Dairy chiefs table 13 recommendations to protect sector from hard Brexit

Representatives from Dairy Industry Ireland (DII) met with the Minister for Agriculture, Food and the Marine, Michael Creed, last week in an effort to address how the dairy sector – on both sides of the border – would be exposed as a result of high tariffs and regulatory barriers in the case of a no-deal Brexit.

In the event of such a scenario, DII has warned of the “potential” for major trade and economic disruption to farmers and the industry as a whole.

At last week’s meeting DII presented the minister with a list outlining 13 recommendations to protect the sector.

Some of its chief propositions included: a transition and freeze on the imposition of tariffs even in a no-deal scenario; retaining the status quo on origin labelling for milk; clearance for the inward and outward processing of milk on both sides of the border; and supports to ensure issues around exports, transport and veterinary are streamlined.

DII also sought the following:
  • Companies be allowed to claim VAT as an input credit at the same time as declaring their liability in order to minimise cashflow needs;
  • Introduction of trade support measures;
  • Introduction of direct supports for dairy processors looking to re-tool and re-invest in plant and machinery;
  • Avoidance of regulatory divergence in standards to ensure unhindered entry of product into UK, EU and world markets;
  • Farmers receive direct income aid in the event of sterling depreciation following a no-deal Brexit;
  • Structural and adjustment support measures for farmers where necessary;
  • A multi-annual framework for funding Brexit mitigation within a temporary EU state aid framework;
  • Introduction of an enterprise stabilisation fund;
  • And the introduction of additional marketing and innovation supports for companies looking to reformulate, repackage or innovate their product lines for new markets.

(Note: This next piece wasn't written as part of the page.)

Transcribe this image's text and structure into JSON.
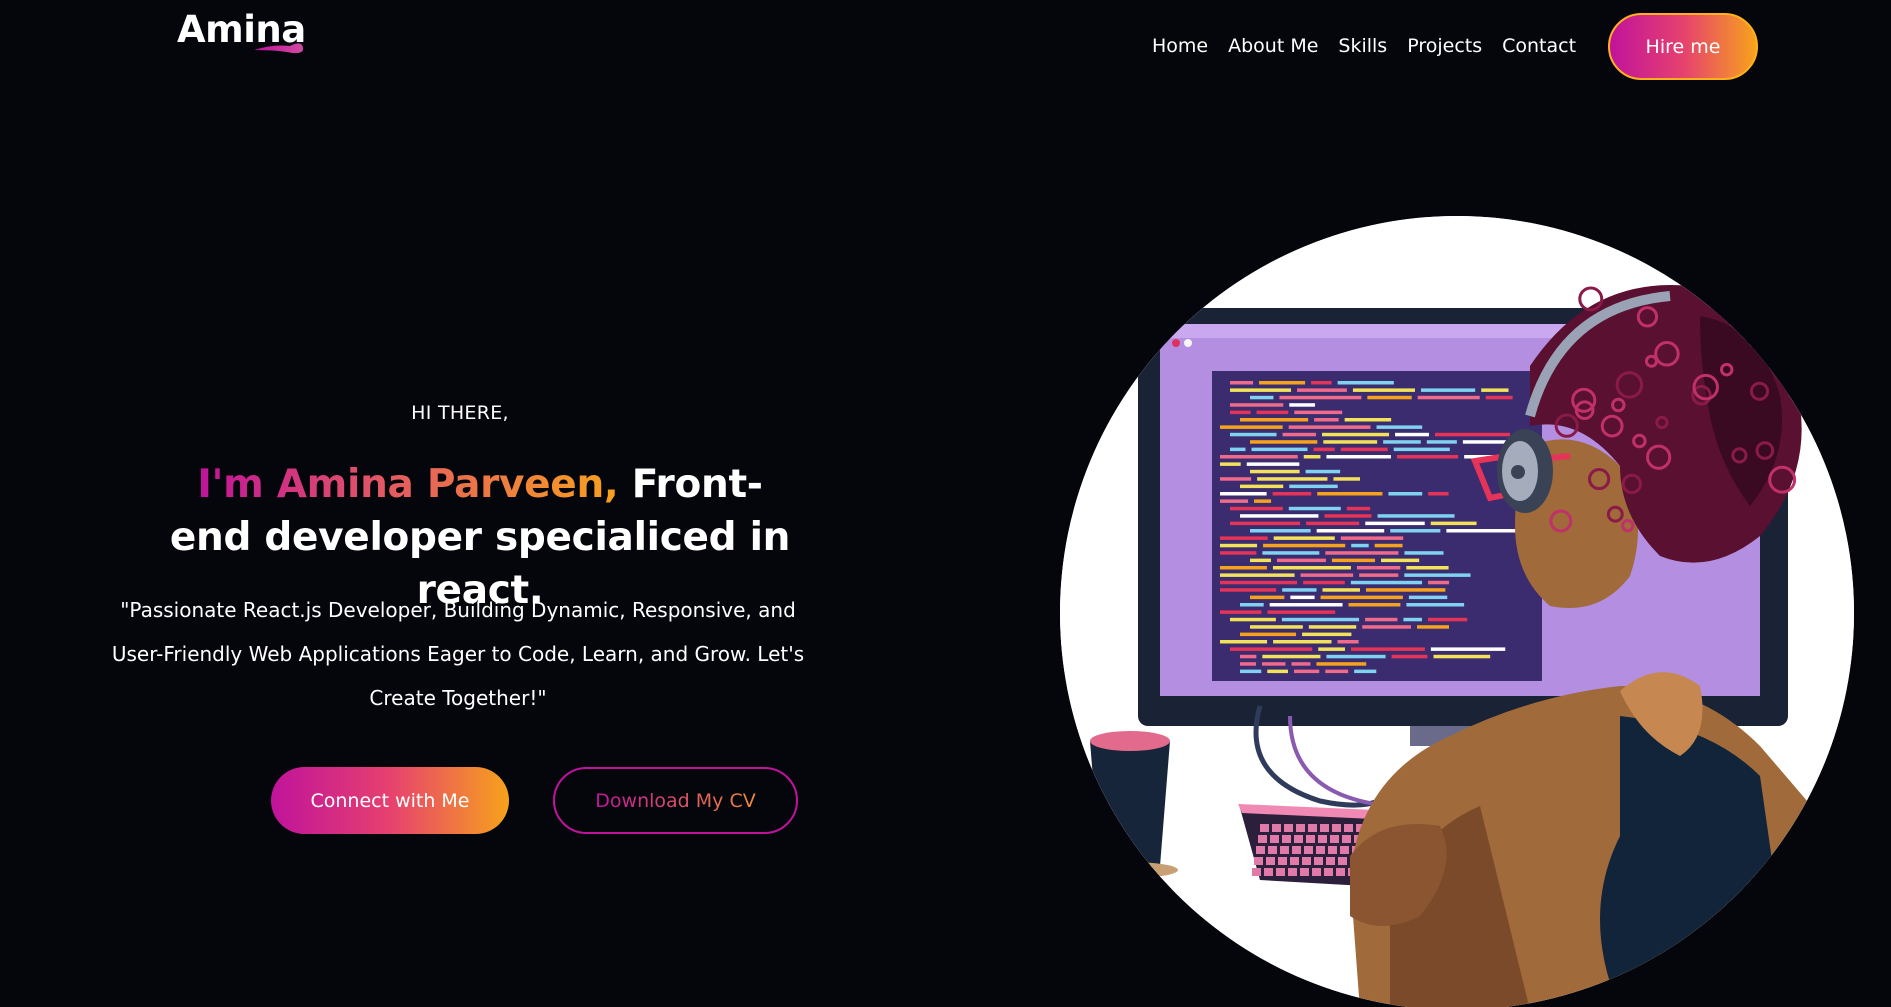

Speaking to AgriLand after the meeting, Conor Mulvihill, director of DII warned that “robust contingencies” must be implemented.

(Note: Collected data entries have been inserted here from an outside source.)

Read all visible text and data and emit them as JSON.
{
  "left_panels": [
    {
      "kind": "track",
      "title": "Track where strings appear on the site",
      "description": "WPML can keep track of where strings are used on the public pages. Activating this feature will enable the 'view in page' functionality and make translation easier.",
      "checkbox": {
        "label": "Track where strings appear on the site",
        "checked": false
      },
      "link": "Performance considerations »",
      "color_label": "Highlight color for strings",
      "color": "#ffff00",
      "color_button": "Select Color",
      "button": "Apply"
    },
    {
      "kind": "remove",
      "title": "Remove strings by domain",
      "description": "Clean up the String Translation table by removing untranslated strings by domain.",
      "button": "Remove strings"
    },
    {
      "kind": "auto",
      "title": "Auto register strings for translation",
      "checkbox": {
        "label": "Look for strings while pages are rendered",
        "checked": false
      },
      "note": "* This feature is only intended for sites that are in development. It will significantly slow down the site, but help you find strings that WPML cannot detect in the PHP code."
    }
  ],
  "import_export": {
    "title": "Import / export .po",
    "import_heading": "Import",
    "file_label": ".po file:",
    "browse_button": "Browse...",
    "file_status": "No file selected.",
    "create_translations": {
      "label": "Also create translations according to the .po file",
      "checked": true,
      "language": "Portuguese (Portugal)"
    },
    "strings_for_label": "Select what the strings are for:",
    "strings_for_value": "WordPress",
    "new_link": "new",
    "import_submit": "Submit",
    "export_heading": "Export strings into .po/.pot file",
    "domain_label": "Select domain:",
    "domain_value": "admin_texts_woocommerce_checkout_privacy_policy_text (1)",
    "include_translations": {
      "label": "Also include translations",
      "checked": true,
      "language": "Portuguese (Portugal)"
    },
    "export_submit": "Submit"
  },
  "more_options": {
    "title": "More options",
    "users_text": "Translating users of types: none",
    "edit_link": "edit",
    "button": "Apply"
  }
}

“This will have implications on commercial dairy trade north and south, east and west, and internationally.

“The dairy industry is absolutely fundamental to rural life. Robust contingencies have to be put in place to maintain trade flows that have created wealth and employment for farm families across the island for generations,” he said.


Meanwhile, with less than 60 days remaining until the UK’s departure day from the European Union on March 29, Mulvihill remains hopeful that the UK Government will deliver a deal that will “work for all people in the UK, Ireland and across Europe”.

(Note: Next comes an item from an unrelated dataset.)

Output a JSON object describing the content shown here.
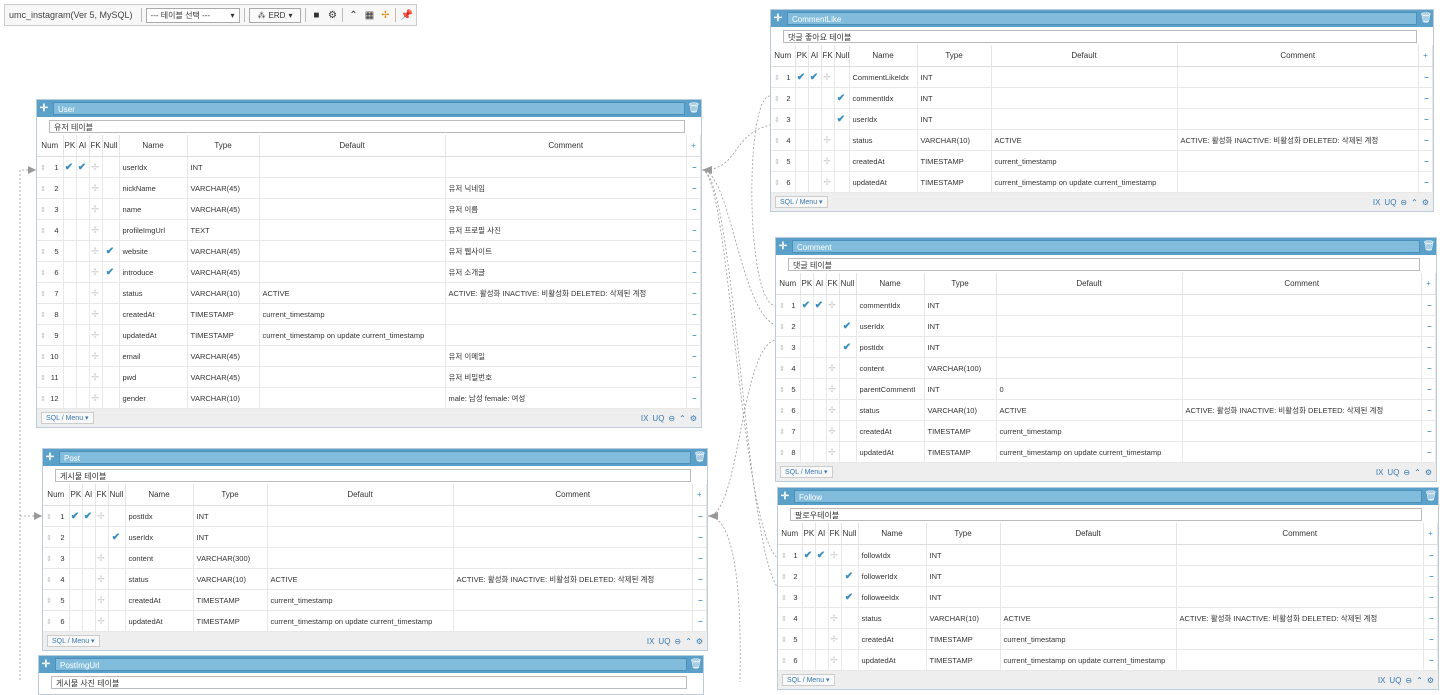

“There is no clear path out of the political mess created.

We deeply regret the whole Brexit process; it is something the vast majority of the people of this island, and the dairy industry here, do not want.

Mulvihill went on to say the dairy processing industry was “working positively” with the Government, and in particular, with Minister Creed and his team, on all the issues that had come to the fore.

“We have attempted to bring a positive, solutions-based approach to ensure minimum disruption across a range of political scenarios.

“We completely support the Government’s position of implementing the withdrawal agreement on the table, and no border on the island of Ireland,” he concluded.